Other protesters helped them leave and the victims were not arrested so it is unclear why the option of ‘less than lethal force’ was taken by Nicoletti.
Mayor Jim Kenney and Police Commissioner Danielle Outlaw apologized for the use of tear gas which caused panic and confusion near the 20th Street overpass.
They issued a moratorium on the use of it to disperse crowds of people under certain conditions.
‘Thanks to the investigative work of Philadelphia Police Internal Affairs and careful, additional investigation done by the DAO Special Investigations Unit, we are moving forward today with evenhanded justice. Great care has gone into our factual investigation to get the truth. We are also keeping our sworn oath to uphold the Constitution,’ District Attorney Krasner said.
‘The complaint alleges that Officer Nicoletti broke the laws he was sworn to uphold and that his actions interfered with Philadelphians’ and Americans’ peaceful exercise of their sacred constitutional rights of free speech and assembly.

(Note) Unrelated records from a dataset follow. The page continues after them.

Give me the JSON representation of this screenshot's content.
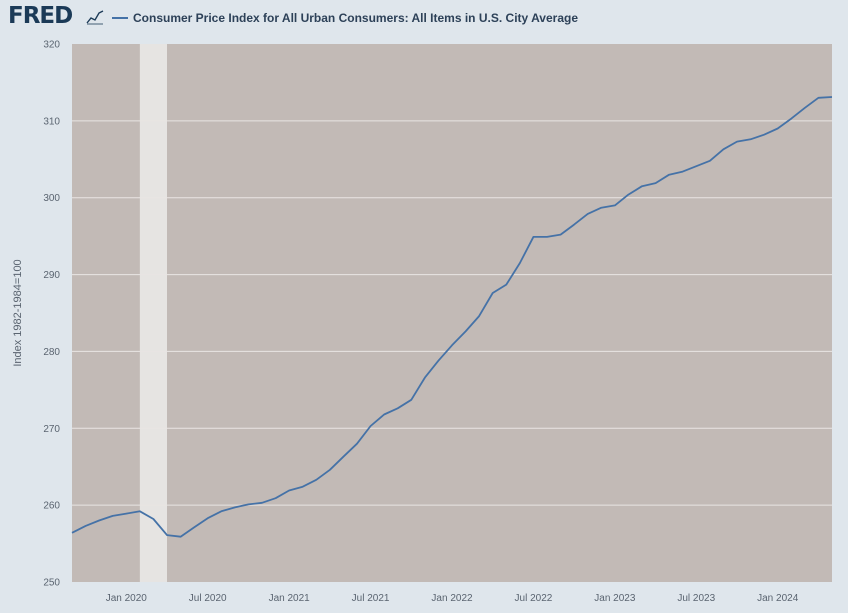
{
  "header": {
    "logo_text": "FRED",
    "logo_mark_icon": "fred-line-graph-icon"
  },
  "chart_data": {
    "type": "line",
    "title": "",
    "ylabel": "Index 1982-1984=100",
    "xlabel": "",
    "ylim": [
      250,
      320
    ],
    "yticks": [
      250,
      260,
      270,
      280,
      290,
      300,
      310,
      320
    ],
    "xlim": [
      "2019-09",
      "2024-05"
    ],
    "xticks": [
      {
        "date": "2020-01",
        "label": "Jan 2020"
      },
      {
        "date": "2020-07",
        "label": "Jul 2020"
      },
      {
        "date": "2021-01",
        "label": "Jan 2021"
      },
      {
        "date": "2021-07",
        "label": "Jul 2021"
      },
      {
        "date": "2022-01",
        "label": "Jan 2022"
      },
      {
        "date": "2022-07",
        "label": "Jul 2022"
      },
      {
        "date": "2023-01",
        "label": "Jan 2023"
      },
      {
        "date": "2023-07",
        "label": "Jul 2023"
      },
      {
        "date": "2024-01",
        "label": "Jan 2024"
      }
    ],
    "recession": {
      "start": "2020-02",
      "end": "2020-04"
    },
    "grid": true,
    "legend_position": "top",
    "colors": {
      "series": "#4572a7",
      "plot_background": "#c2bab6",
      "recession_band": "#e6e4e2",
      "gridline": "#e9e5e3"
    },
    "series": [
      {
        "name": "Consumer Price Index for All Urban Consumers: All Items in U.S. City Average",
        "x": [
          "2019-09",
          "2019-10",
          "2019-11",
          "2019-12",
          "2020-01",
          "2020-02",
          "2020-03",
          "2020-04",
          "2020-05",
          "2020-06",
          "2020-07",
          "2020-08",
          "2020-09",
          "2020-10",
          "2020-11",
          "2020-12",
          "2021-01",
          "2021-02",
          "2021-03",
          "2021-04",
          "2021-05",
          "2021-06",
          "2021-07",
          "2021-08",
          "2021-09",
          "2021-10",
          "2021-11",
          "2021-12",
          "2022-01",
          "2022-02",
          "2022-03",
          "2022-04",
          "2022-05",
          "2022-06",
          "2022-07",
          "2022-08",
          "2022-09",
          "2022-10",
          "2022-11",
          "2022-12",
          "2023-01",
          "2023-02",
          "2023-03",
          "2023-04",
          "2023-05",
          "2023-06",
          "2023-07",
          "2023-08",
          "2023-09",
          "2023-10",
          "2023-11",
          "2023-12",
          "2024-01",
          "2024-02",
          "2024-03",
          "2024-04",
          "2024-05"
        ],
        "values": [
          256.4,
          257.3,
          258.0,
          258.6,
          258.9,
          259.2,
          258.2,
          256.1,
          255.9,
          257.1,
          258.3,
          259.2,
          259.7,
          260.1,
          260.3,
          260.9,
          261.9,
          262.4,
          263.3,
          264.6,
          266.3,
          268.0,
          270.3,
          271.8,
          272.6,
          273.7,
          276.6,
          278.8,
          280.8,
          282.6,
          284.6,
          287.6,
          288.7,
          291.5,
          294.9,
          294.9,
          295.2,
          296.5,
          297.9,
          298.7,
          299.0,
          300.4,
          301.5,
          301.9,
          303.0,
          303.4,
          304.1,
          304.8,
          306.3,
          307.3,
          307.6,
          308.2,
          309.0,
          310.3,
          311.7,
          313.0,
          313.1
        ]
      }
    ]
  }
}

‘The Philadelphia District Attorney’s Office will not make excuses for crimes committed by law enforcement that demean the democratic freedoms so many Americans have fought and died to preserve.’

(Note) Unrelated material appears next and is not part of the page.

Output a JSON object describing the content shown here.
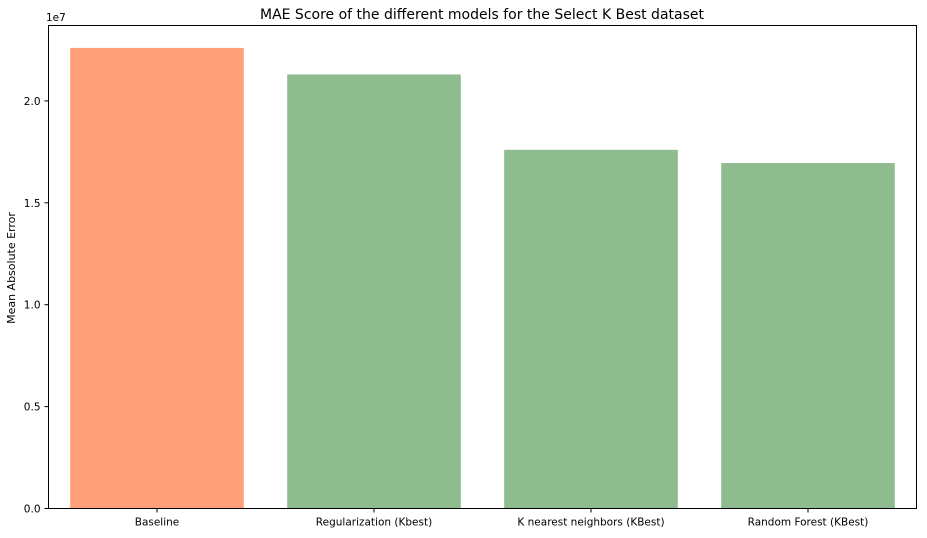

The DA’s statement came as President Trump has threatened to unleash troops on the streets of many US cities where protests are taking place.

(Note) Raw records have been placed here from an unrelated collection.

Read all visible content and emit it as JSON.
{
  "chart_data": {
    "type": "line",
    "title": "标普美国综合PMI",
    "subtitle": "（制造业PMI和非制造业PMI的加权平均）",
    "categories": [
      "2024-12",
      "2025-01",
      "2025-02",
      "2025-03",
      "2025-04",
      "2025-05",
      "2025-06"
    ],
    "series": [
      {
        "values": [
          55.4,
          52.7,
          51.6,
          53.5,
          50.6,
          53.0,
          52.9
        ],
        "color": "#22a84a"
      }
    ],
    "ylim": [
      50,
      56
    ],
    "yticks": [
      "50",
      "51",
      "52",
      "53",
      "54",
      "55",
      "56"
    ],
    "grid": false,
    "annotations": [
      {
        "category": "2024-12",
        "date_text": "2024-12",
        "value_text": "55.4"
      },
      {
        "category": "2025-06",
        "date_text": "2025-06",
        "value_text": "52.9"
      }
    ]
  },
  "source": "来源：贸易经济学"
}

Some in Portland were seen taking demonstrators away in unmarked cars without reason, which prompted the ACLU and politicians to warn Trump they may retaliate with legal action if the invasion continues.
‘Let’s be clear on who is the source of governmental and police power: People are the source of that power — the people’s votes and the people’s taxes’ the DA continued.
‘Let’s be clear on who built these highways and streets: These streets come from and belong to the people. In the words of generations of peaceful protesters committed to improving our country, which is what patriots do: “Whose streets!? Our streets!”‘
Philadelphia Fraternal Order of Police Lodge #5 President John McNesby rushed to Nicoletti’s defense after hearing the charges and pushed for the punishment of civilians in unrelated incidents.
‘Once again DA Larry Krasner is only charging Philadelphia police officers following the recent unrest in the city, McNesby said in a response to the charges. ‘Krasner refuses to hold unlawful protesters accountable, those who set fire and looted our great city … His top priority is to push his anti-police agenda.
‘This double-standard of justice is unacceptable to our brave police officers who work tirelessly to keep our city safe. We will provide an appropriate defense for officer Nicoletti as this process moves forward.’